Opportunities during a crisis

Policy makers and startup ecosystem leaders must explore measures that will make it easier for investors to inject capital in startups and to set up vehicles that can facilitate grants to startups, says Lorilla.

There is also a need to safeguard the pool of talent coming from startups, he says. Government agencies could hire the employees of startups that have folded. This is one way of preserving the specialization the employees have built.

Government can also help by procuring the services and products of tech startups. Working with startups or hiring tech talent can help drive ingenuity and innovation in public projects and services, says Lorilla.

Wong says startups should be constantly on the lookout for opportunities. “Even amid COVID-19, there are opportunities. The question is how you look at all these opportunities.”
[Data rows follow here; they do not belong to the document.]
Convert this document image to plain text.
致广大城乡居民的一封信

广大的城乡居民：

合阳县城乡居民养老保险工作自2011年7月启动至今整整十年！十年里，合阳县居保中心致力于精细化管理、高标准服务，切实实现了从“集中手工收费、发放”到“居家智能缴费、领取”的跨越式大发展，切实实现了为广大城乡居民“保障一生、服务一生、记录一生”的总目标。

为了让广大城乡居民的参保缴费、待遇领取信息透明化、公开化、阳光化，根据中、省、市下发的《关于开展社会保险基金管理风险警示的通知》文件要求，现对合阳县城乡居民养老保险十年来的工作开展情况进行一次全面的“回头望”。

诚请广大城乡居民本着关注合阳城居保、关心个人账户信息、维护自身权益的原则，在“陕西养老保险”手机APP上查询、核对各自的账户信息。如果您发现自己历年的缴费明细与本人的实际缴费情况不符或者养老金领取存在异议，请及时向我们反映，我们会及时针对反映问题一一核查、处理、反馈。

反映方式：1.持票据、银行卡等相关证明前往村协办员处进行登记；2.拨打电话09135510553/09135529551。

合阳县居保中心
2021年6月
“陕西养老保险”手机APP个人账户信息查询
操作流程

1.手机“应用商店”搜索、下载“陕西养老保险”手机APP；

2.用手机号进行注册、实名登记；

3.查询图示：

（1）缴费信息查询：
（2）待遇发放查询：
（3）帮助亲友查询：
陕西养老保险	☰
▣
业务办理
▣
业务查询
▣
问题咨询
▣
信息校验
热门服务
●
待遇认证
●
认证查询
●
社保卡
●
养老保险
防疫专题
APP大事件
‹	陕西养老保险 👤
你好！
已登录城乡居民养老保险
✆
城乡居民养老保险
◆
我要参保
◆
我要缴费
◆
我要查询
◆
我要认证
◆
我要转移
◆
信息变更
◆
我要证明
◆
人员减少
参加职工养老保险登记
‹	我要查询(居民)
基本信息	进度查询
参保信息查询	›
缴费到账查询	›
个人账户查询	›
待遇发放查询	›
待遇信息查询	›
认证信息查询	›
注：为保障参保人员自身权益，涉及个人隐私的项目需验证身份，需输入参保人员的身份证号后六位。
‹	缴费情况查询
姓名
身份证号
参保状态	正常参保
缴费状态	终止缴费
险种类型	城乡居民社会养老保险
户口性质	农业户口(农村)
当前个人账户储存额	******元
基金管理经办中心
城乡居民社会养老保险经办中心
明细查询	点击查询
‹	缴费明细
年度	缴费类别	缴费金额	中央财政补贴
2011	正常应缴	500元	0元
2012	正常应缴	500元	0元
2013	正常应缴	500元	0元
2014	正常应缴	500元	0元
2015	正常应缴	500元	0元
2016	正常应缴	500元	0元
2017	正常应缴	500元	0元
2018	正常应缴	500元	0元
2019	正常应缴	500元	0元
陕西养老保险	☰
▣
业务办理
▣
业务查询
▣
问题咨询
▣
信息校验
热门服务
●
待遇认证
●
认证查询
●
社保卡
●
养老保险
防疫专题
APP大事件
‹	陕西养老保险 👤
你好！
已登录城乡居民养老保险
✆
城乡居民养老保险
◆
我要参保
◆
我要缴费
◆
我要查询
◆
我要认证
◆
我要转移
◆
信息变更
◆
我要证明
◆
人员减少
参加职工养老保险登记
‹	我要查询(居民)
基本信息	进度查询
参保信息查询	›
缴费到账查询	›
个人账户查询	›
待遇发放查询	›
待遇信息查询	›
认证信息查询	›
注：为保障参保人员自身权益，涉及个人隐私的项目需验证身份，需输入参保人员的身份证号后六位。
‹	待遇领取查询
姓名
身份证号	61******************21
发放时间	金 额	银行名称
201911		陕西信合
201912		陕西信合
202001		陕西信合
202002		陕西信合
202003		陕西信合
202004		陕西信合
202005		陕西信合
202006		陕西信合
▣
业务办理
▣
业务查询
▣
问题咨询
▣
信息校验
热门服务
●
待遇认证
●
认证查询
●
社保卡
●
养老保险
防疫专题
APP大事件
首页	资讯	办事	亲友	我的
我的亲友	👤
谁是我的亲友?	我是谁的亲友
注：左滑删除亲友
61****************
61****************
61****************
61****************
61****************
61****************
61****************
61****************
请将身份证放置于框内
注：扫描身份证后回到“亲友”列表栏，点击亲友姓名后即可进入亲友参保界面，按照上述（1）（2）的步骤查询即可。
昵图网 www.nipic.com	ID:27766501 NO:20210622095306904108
He advises businesses to shift to a new mindset, and if needed, remodel their business plan and incorporate new methods or innovations. “Picture very clearly the strategy of how you're going to execute your business model over the next 3 to 6 months. If you are able to execute well in the next 3 months, you will more likely be able to execute well in the next 6 to 9 months or even 1 year down the road.”

Having clarity and focused discipline in executing the business strategy is vital, he adds. “Your business strategy should not be about survival. You must have a strategy to grow.”